This used to be a lot of work to perform such calls. That is why we used to hear "try to avoid using __call() for performance reasons" (among other reasons). This wasn't false.

Now in PHP 7. Remember the trampoline theory ? It will be more or less the same here.
What we want to avoid is recursively calling execute_ex(). To avoid that, we must un-recurse that, that is we must stay in the same execute_ex() context, and rebranch from it to its top, changing the arguments needed.

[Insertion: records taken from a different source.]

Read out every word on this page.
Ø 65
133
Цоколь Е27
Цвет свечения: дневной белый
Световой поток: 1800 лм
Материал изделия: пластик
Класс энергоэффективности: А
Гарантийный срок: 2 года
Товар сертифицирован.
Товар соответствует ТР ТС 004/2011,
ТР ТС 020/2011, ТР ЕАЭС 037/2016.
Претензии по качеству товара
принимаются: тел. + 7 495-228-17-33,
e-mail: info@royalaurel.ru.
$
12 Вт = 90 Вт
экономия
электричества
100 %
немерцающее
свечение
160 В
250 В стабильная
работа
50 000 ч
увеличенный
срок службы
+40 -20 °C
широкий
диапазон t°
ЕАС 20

Let's see that execute_ex() again :

	ZEND_API void execute_ex(zend_execute_data *ex)
	{
		const zend_op *orig_opline           = opline;
		zend_execute_data *orig_execute_data = execute_data;
		execute_data                         = ex;
		opline                               = execute_data->opline;
		while (1) {
			opline->handler();
			if (UNEXPECTED(!opline)) {
				execute_data = orig_execute_data;
				opline       = orig_opline;
				return;
			}
		}
		zend_error_noreturn(E_CORE_ERROR, "Arrived at end of main loop which shouldn't happen");
	}

So, the variables we need to change to prevent recursion calls are at least opline, and also execute_data (which contains the next OPCodes, opline is the "current" OPCode to run).
Hence, once __call() is met, we change opline and execute_data, then we return, we return back to the current dispatch loop, make it continue to our freshly changed new OPCodes, and at the end make it return to where it was (this is why we have also orig_opline and orig_execute_data ; a virtual machine dispatcher should always remember where it comes from so that it can branch back to here from anywhere).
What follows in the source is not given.